Eski dostluklara büyük önem veririm. Dostlarım çağırırsa, çok önemli bir nedenim olmadıkça asla geri çevirmem. Geçtiğimiz gün, bir telefon aldım, sevgili büyüğüm, meslektaşım Sayim Alkazak`tan. "Önder, bu akşam Yüksel Güvenen ağabey ile bir yemek yiyeceğiz, seni de bekliyoruz, gelir misin?" diyordu. Gelmez miyim? Çağrıyı, Balıkesir`de bulunduğum sırada almıştım ve gün bitmek üzereydi, akşam oluyordu. Balıkesir`deki randevumu yerine getirdikten sonra hemen yola çıktım ve ver elini Erdek!
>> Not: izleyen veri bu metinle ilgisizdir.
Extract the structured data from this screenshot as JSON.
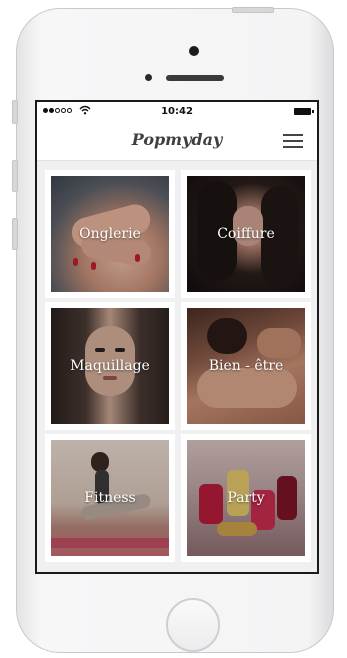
{
  "status_bar": {
    "time": "10:42"
  },
  "app": {
    "title": "Popmyday"
  },
  "categories": [
    {
      "label": "Onglerie"
    },
    {
      "label": "Coiffure"
    },
    {
      "label": "Maquillage"
    },
    {
      "label": "Bien - être"
    },
    {
      "label": "Fitness"
    },
    {
      "label": "Party"
    }
  ],
  "icons": {
    "menu": "hamburger-menu-icon",
    "signal": "signal-dots-icon",
    "wifi": "wifi-icon",
    "battery": "battery-icon"
  }
}
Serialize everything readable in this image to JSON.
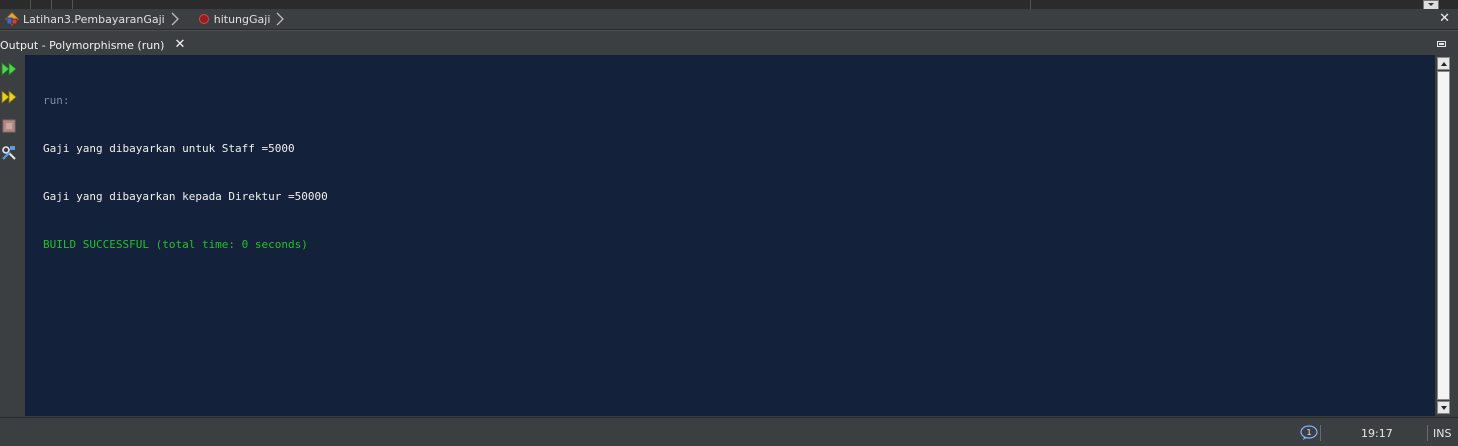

Sayim ağabey, benim için çok değerlidir. Zaman zaman dile getirmekten mutluluk duyduğum gibi, gazeteciliğe ilk başladığım yıllarda bana güvenerek, bu meslek konusunda yüreklendiren, beğendiğim bir gazeteci-yazardır. Onunla, 1972 yılında birlikte, birkaç sayı da olsa bir Erdek gazetesini çıkarmıştık. Yılların dostluğu içinde bir gün olsun birbirimizi kırmadık, birbirimize saygısızlığımız hiç olmadı. Her zaman sevgi ve saygıya dayalı dostluğumuzu koruduk. Bundan sonra da aynı çizgiden hiç şaşmayacağız. Her zaman şuna inanmışımdır ki, dostluk, iki yürek arasında akan bir nehir gibidir. Gittiği yeri de temizler, geldiği yeri de
Avukat Yüksel Güvenen. Erdek`teki gerçek dostlarımın ilk sıralarında yer alır, Yüksel ağabey de
Kızı Aslı`nın edebiyat öğretmenliğini yapmıştım, 1988`li yıllarda, Bandırma Kültür ve Eğitim Vakfı Özel Lisesi`nde
O günlerde başlayan dostluğumuz, bugünlere dek uzandı, Yüksel ağabeyle
Sohbetinden her zaman keyif aldım, yaşam deneyimlerinden çok yararlandım. Bir söz şöyle diyor:
"Dostluk, yüreğindeki acıyı paylaşmaksa, ağladığında sıcacık bir kucaksa ve gerektiğinde ateşe atlamaksa, dünya durana ve bu can ölene dek dostunum."
Yüksel ve Sayim ağabeylerimle yemeğimizde unutulmaz bir söyleşi gerçekleştirdik, politikadan spora, sanat ve kültürden, sosyal yaşama değin
Zamanın nasıl geçtiğini anlamadık. Yine görüşmeyi dileyerek, veda ettik birbirimize
Balzac, "İyi dostluklar, hesapsız kurulur" diyor. Son derece doğru! Kişisel çıkarın olduğu yerde dostluklardan söz etme olanağı yoktur.
Son sözü, Albert Eistein`e bırakalım:
"Aptallara göre insanlar;
Irk, cinsiyet, milliyet, yaş, statü, renk,
Din ve dil başta olmak üzere
Sekizden fazla kategoriye ayrılırlar
Halbuki olay bu kadar komplike değildir!
İnsanlar, sadece ikiye ayrılırlar;
İYİ insanlar ve KÖTÜ insanlar!"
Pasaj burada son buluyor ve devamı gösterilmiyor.